Using NG-MAST, the present study identified a diversified gonococcal population in Poland during 2010-2012, with 66 different NG-MAST STs among the 228 isolates. ST1407 (25.4% of all isolates) was the most frequent ST and also significantly increased from 2010 (0%) to 2012 (42.6%). Of the ST1407 isolates, 15.5% displayed decreased susceptibility to ceftriaxone and 41.4% to cefixime, and all contained a mosaic penA allele. NG-MAST ST1407 has been previously shown to account for most of the decreased susceptibility or resistance to ESCs in Europe and to be responsible for treatment failures with cefixime in Norway [11], Austria [10], France [9] and Canada [13], as well as with ceftriaxone in Slovenia [16]. The high number of unique STs (n = 38) and novel STs (n = 34), which were identified in Poland, may be associated with suboptimal diagnostics (only random gonorrhoea patients and/or isolates are identified), contact tracing (sexual contacts having the identical ST are not traced) and epidemiological surveillance (sexual transmission chains spreading a single ST are not identified or followed-up), locally evolved STs (novel STs because no NG-MAST studies have been previously performed in the country) or STs imported from abroad. However, some main ST clusters caused by clonal spread of, e.g., ST1407 (n = 58), ST 2992 (n = 17), ST1405 (n = 12), and ST1861 (n = 10) were identified, which indicate some larger sexual transmission chains.

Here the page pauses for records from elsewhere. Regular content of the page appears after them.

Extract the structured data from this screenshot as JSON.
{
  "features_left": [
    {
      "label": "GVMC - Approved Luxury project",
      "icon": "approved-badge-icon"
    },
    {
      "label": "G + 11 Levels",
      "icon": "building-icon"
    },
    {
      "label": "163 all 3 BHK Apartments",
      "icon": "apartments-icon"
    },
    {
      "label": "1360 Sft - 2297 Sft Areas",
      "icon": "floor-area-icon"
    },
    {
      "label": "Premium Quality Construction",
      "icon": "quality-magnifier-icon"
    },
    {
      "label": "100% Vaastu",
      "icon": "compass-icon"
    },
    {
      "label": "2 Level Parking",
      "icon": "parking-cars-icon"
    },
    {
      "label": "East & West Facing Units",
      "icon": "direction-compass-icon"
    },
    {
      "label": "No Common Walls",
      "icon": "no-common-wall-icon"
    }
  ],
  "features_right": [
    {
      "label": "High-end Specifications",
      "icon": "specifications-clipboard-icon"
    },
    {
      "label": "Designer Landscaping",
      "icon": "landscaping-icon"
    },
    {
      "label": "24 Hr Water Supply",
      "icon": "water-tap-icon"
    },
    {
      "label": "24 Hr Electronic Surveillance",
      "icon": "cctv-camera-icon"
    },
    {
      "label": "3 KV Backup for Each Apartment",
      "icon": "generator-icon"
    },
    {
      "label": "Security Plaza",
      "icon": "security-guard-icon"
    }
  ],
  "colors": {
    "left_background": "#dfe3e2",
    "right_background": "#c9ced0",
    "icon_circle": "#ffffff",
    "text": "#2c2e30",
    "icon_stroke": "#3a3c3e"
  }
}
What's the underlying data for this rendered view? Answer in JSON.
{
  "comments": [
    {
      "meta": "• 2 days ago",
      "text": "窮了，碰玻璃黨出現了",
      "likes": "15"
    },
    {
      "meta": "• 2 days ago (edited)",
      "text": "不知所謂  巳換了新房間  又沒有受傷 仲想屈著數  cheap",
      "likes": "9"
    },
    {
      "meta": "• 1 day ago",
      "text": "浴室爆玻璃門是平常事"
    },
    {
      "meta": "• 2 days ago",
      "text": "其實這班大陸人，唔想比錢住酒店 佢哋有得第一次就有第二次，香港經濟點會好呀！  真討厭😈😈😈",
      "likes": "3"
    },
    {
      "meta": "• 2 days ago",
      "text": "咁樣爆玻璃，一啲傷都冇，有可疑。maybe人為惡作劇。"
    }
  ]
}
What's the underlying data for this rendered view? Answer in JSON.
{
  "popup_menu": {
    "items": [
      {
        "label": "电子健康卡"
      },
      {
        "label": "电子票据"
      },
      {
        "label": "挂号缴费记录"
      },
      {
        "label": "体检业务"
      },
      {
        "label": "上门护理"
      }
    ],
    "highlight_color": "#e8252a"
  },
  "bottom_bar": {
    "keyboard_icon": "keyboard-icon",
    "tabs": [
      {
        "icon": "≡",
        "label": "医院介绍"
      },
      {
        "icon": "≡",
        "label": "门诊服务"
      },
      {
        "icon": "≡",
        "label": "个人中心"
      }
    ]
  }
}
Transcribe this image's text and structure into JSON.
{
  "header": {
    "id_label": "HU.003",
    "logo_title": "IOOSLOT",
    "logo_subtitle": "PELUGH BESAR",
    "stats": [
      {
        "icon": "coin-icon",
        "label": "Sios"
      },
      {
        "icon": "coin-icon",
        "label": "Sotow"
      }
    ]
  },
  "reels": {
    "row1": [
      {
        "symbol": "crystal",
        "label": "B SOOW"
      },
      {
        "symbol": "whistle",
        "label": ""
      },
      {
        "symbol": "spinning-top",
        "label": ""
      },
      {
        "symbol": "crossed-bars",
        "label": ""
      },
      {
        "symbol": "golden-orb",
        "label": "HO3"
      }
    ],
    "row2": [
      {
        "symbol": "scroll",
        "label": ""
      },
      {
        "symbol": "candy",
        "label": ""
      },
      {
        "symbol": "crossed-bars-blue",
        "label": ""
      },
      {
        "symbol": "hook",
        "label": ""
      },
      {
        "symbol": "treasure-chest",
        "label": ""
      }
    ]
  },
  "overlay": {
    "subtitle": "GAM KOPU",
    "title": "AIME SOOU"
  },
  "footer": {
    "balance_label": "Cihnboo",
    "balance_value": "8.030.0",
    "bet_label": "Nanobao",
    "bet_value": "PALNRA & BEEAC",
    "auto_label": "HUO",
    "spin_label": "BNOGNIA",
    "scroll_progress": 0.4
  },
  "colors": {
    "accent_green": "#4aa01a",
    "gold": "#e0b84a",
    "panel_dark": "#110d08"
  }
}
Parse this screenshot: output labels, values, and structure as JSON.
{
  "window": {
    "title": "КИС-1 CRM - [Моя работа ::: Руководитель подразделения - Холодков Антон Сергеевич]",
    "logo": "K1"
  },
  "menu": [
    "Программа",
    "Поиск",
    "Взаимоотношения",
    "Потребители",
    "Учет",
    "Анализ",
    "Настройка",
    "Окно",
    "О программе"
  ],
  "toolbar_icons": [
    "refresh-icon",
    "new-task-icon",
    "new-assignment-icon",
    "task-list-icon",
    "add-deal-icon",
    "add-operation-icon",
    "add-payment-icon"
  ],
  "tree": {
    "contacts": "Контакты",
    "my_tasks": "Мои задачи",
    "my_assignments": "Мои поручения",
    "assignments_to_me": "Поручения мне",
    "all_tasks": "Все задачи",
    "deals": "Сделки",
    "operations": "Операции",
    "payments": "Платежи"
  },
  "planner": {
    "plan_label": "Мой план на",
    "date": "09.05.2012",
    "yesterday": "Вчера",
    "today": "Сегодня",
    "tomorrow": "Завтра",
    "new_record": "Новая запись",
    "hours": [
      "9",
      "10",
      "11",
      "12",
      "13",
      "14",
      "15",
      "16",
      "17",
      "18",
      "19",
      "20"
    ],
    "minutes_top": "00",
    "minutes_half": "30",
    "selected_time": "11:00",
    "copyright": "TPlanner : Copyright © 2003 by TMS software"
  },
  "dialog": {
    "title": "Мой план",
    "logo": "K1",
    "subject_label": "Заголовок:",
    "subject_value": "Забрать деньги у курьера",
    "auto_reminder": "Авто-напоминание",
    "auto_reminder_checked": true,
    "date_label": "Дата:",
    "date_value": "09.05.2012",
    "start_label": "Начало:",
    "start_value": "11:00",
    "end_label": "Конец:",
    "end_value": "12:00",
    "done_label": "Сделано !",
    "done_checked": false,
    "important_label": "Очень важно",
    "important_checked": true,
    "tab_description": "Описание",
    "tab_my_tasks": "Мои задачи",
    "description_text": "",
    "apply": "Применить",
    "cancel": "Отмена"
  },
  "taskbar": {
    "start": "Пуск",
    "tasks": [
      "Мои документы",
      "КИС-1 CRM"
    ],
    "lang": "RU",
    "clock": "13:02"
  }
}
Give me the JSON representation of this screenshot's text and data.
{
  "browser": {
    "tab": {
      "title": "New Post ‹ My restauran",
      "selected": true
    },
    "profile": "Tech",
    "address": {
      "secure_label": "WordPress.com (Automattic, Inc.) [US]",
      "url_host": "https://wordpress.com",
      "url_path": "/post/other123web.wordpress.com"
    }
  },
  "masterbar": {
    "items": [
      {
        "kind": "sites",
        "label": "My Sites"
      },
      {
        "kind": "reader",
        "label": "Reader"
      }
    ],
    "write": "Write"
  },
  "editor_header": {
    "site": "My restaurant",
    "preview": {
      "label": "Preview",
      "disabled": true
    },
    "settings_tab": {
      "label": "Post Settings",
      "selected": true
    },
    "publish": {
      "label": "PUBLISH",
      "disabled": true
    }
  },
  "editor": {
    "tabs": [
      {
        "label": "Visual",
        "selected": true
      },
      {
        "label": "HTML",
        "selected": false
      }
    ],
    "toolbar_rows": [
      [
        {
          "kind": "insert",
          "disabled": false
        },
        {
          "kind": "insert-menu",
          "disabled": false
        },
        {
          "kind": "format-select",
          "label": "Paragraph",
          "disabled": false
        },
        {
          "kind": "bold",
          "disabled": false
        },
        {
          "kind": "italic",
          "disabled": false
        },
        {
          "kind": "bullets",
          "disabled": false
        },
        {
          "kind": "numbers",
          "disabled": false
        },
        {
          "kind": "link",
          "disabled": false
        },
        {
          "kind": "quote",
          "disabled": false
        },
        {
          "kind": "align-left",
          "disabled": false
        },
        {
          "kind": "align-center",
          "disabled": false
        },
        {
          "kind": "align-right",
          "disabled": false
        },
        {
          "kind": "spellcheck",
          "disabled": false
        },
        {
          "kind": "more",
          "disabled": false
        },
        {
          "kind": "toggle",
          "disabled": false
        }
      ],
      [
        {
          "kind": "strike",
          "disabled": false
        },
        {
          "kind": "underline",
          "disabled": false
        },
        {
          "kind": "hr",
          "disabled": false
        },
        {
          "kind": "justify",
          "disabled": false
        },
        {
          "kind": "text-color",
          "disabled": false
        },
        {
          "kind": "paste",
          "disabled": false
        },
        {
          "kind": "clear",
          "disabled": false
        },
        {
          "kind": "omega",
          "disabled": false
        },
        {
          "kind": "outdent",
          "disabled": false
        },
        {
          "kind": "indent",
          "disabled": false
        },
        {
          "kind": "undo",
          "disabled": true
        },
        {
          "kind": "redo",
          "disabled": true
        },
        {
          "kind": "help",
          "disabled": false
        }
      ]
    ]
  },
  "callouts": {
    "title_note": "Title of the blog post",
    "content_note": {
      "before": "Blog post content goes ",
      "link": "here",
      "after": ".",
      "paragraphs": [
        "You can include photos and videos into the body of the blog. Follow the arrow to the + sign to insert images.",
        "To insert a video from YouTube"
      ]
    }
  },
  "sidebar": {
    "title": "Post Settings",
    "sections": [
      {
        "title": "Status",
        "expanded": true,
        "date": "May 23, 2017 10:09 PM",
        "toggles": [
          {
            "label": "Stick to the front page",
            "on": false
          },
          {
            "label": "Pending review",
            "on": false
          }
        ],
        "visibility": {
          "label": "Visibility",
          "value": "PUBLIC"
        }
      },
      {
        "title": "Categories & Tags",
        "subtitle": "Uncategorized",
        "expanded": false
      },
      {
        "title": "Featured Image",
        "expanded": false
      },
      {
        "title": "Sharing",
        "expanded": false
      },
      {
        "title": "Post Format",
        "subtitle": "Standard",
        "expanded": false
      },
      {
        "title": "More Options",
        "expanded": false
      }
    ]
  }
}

The reported incidences of gonorrhoea in Poland (<2 cases per 100,000 inhabitants annually during last decade) have been substantially lower than in neighbouring countries/regions, for example, in 2011 in Belarus (33.4), Kaliningrad Oblast (27.5), Ukraine (20.1), Lithuania (6.7), Czech Republic (6.7) and Slovakia (3.6) [2, 47]. The gonorrhoea incidence in Poland is likely underestimated, due to suboptimal diagnostics (more sensitive methods such as NAATs and/or culture need to be more frequently used), access to appropriate diagnostics and lack of screening of asymptomatic patients, and incomplete case reporting (particularly among private health care providers) as well as epidemiological surveillance.

Conclusion

N. gonorrhoeae isolates cultured in Poland in 2010-2012 showed a high genetic diversity and high levels of resistance to antimicrobials internationally earlier recommended for gonorrhoea treatment, e.g., ciprofloxacin, tetracycline, and penicillin G. No resistance, however, relatively high and rapidly increasing levels of decreased susceptibility (MIC = 0.125 mg/L) to ceftriaxone and to cefixime were identified, which was mostly due to the introduction of the internationally spread multidrug-resistant NG-MAST ST1407 in Poland in 2011. It is essential to promptly revise the gonorrhoea treatment guidelines (which the present study provides an evidence base for), improve the gonorrhoea laboratory diagnostics, and implement quality assured surveillance of gonococcal AMR (ideally also treatment failures) in Poland.